By JOE FLOWER

This is a letter I sent to Gary Cohn, appointed by President Trump to head the National Economic Council and, among other things, come up with a plan for reforming healthcare. Formerly president of Goldman Sachs, Cohn may be a wizard at finance, but healthcare economics are wildly different and famously opaque. So I thought I would help him out.]
Subject: A brief on healthcare economics. (8 minutes)
o Why healthcare economics are different.
o Why the ACA is failing.
o What would work.
Who I am (credentials): Independent healthcare author and analyst since Jimmy Carter’s administration. Speaker, consultant across the industry at all levels, including insurers, hospitals, device manufacturers, employers, Veterans, pharma, World Health Organization, Department of Defense. Look me up: ImagineWhatIf.com. Books on Amazon.
Core problem: The core problem in healthcare reform is the actual cost of medical care.
o Healthcare in the U.S. by any measure costs about twice what it should.
o Medical prices are completely disconnected from the cost of production.

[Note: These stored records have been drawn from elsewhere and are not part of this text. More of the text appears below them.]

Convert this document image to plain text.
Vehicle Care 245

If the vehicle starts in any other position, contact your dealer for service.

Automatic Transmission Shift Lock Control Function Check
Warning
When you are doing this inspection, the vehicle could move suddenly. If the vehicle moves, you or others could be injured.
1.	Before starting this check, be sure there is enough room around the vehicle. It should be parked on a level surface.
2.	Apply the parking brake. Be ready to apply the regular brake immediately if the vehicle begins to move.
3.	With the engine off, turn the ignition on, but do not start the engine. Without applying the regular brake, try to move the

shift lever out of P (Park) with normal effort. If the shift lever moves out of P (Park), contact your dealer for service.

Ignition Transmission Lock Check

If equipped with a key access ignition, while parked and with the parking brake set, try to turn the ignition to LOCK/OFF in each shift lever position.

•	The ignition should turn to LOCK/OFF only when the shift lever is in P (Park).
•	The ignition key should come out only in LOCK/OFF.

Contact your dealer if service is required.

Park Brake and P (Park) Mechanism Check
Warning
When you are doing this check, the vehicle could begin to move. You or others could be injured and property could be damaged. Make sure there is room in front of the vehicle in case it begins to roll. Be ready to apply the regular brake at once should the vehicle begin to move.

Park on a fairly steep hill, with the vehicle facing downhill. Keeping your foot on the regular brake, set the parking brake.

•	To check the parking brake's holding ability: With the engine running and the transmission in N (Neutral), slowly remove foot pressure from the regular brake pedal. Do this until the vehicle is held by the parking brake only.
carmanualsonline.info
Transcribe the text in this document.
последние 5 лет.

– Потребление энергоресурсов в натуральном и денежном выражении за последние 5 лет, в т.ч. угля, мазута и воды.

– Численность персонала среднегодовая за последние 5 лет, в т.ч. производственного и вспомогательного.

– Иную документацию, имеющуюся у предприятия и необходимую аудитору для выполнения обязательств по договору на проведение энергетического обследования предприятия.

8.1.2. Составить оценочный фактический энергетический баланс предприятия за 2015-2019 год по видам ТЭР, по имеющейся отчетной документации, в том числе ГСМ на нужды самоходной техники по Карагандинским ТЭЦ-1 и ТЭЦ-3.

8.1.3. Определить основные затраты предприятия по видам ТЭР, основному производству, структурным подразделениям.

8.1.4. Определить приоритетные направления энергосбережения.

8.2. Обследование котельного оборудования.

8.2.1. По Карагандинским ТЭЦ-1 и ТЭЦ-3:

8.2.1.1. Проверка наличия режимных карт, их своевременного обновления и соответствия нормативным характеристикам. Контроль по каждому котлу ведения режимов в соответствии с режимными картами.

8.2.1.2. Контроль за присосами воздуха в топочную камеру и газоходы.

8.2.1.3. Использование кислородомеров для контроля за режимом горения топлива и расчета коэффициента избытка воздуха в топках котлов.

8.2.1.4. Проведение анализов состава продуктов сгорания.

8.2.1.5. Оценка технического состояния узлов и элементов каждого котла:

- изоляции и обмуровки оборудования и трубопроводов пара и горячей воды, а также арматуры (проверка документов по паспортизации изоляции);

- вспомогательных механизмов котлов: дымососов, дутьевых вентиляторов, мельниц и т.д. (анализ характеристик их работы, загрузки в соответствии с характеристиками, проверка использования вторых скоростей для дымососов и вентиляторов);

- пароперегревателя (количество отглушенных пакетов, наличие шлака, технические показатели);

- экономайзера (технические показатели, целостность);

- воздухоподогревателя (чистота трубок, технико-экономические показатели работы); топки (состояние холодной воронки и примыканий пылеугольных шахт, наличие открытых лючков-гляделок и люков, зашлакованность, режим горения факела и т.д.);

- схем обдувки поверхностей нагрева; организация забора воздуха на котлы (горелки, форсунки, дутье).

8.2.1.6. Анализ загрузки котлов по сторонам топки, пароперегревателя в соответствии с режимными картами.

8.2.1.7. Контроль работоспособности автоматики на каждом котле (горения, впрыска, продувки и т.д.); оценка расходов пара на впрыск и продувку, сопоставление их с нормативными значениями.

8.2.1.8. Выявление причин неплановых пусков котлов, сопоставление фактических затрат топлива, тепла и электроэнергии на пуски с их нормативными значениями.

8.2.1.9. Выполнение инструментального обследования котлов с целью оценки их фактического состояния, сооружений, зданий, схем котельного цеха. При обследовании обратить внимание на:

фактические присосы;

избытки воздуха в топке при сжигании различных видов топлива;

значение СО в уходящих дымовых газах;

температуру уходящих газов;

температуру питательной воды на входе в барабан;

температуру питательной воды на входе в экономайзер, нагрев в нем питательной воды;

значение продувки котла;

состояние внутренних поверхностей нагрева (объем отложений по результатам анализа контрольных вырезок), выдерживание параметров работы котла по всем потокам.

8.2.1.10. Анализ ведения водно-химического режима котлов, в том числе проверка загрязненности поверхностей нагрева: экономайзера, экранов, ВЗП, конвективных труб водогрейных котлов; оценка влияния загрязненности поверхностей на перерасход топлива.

o Few medical providers even know the true cost of ownership of their products.
o By a number of analyses at least one third of that (well over $1 trillion this year) is waste, paying for things that we don’t need and that don’t help.
o Solving just the federal part of this would completely wipe out the deficit.
Trying to “take care of everybody” will always be impossible politically and economically as long as healthcare costs twice what it should and wastes trillions of dollars.
Solvable: This is a solvable problem. Change the relationship of the sector to its true customers by shifting the payment structure, prompting business model innovation. Stop paying for waste, and $1 trillion/year in unneeded overtreatment will disappear. Prices will drop to something like a true market price. This will not happen overnight, but it could happen over five years with vigorous implementation.
Why does it cost so much?
No price signals: The structure of the U.S. healthcare market since the early 1980s has made it opaque to price signals. Customers in healthcare ask a different question than customers in most markets. Whether hospitals (as customers of suppliers) or individuals needing an operation, healthcare customers mostly don’t ask, “Can we afford it?” Or even, “What’s the best value for the money?” They ask, “Is it covered? Can we get reimbursed for this?” And the reimbursement or coverage is set by complex non-market mechanisms that in most parts of the market are themselves opaque to the customer. So there is no real customer and no real price signal in most relationships throughout the market.